Поднялся по лестнице туда, где слушали китов. Заканчивалось что-то вроде лекции, он ничего не понял, присел с краю.
— А теперь слово китам, нашим товарищам, — скомандовал незнакомый голос, и погас свет.
Евич сел поудобнее, давно не был в кинотеатре, ждал движения пятен прямо на стене, но раздался только звук, как из радио. Непринятый тембр. Рёв дрожащей струны, толщиною в канат. Гулкий нестерпимый обличающий зов — всхлипы — всплески — осмысленные лепестки цветущего звука напоминали о настолько давнем, помнить которое невозможно, ибо тогда ничьих ушей ещё не было. Это был генеральный концерт его жизни. Прямо на границе между снящимся и настоящим. И главное, он понимал, что давно уже наступило пробуждение.

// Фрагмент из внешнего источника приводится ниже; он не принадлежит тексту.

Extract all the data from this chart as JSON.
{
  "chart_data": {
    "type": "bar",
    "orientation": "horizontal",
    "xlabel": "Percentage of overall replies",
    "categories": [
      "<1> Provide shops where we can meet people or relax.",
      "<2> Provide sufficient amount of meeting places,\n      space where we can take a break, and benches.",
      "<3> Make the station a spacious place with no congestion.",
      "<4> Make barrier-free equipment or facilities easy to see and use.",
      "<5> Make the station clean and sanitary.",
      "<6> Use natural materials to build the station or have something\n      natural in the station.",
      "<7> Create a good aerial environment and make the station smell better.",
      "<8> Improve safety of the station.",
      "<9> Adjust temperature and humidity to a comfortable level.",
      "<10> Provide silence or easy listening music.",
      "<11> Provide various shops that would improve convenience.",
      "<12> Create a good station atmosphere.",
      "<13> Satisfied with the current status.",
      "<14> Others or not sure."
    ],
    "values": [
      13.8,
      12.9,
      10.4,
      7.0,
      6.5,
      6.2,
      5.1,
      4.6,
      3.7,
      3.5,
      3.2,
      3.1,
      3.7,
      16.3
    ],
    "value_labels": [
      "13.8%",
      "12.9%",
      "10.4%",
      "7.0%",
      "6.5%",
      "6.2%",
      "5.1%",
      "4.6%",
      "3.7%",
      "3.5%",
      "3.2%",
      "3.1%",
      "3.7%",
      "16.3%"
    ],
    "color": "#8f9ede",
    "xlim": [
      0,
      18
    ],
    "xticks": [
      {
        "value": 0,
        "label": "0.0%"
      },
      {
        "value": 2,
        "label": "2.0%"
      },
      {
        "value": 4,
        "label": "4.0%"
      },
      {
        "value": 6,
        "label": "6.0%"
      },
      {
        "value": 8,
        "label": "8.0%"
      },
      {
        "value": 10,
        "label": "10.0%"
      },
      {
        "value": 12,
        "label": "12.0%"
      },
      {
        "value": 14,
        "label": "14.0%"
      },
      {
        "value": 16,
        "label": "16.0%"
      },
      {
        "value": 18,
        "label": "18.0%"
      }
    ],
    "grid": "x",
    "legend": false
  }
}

Выйдя на улицу, двинулся совсем не домой, а куда приказали ему подводные товарищи. Набережная. Залив прятался за горизонтом. Кит, разгребая воду, глыхтя глянцевыми дырами, приветственно фонтанируя дыхалищем, спешил к нему, вторгшись прямо в канал, заливая ступени спусков. Заграничный фаллос, вздыбленный из волн, трепетал малыми крылами по бокам, поднимаясь и опускаясь в такт своему дыханию. Евич, встав на парапет и по-птичьи взмахнув рукавами, бросился другу в пасть, теряя себя от счастья. За ним прислали кита, чтобы тот доставил его к другим берегам, туда, где он будет спать ночами и бодрствовать днем. Эта страна находится у кита внутри. Там слышно звонкое мурлыкание воды за эластичными стенками зверя — вот и всё, что там можно знать о реальности. Оттуда видны вещи с изнанки, они все похожи на сгустки темного серебра.
«Все вещи это вилки, ножи и ложки, весь мир это столовый прибор, и потому в нём правит голод. Абсолютно нечего есть. Да и некому абсолютно. Голод безличен», — сообщал о своих наблюдениях слепой путешественник, если его спрашивали.
Евич нащупывал их — какие-то предметы и, возможно, существа, пальцами читал буквы самой «нехорошей» страны — «то, что боится, должно ослепнуть».
В своих снах многие могли видеть счастливого слепого, путешествующего из города в город с пачкающим руки куском каменного угля. Это вся, не считая одежды, его собственность драгоценно сверкала в дневных лучах на разных дорогах. Всем желающим счастливый слепой рассказывал неправдоподобную и незабываемую историю о том, как попал сюда сквозь китовую пасть.
— От восхода до сумерек ничего не вижу, потому что бодрствую днем, зато, когда засыпаю, передо мной сказочные картины, вычурные истории, путешествия, встречи, даже во сне я знаю, что это грёзы, и потому счастлив, а проснувшись с рассветом и стряхнув с платья росу, я счастлив оттого, что все вещи повернуты ко мне своей внутренней, изнаночной стороной. Я не вижу этой росы, и, мысленно сложив обе половинки вещей, одну — внешнюю, которую я помню и вижу в снах, и вторую — известную пробужденным, я узнаю вещи с обеих сторон, застаю их такими, какими они созданы.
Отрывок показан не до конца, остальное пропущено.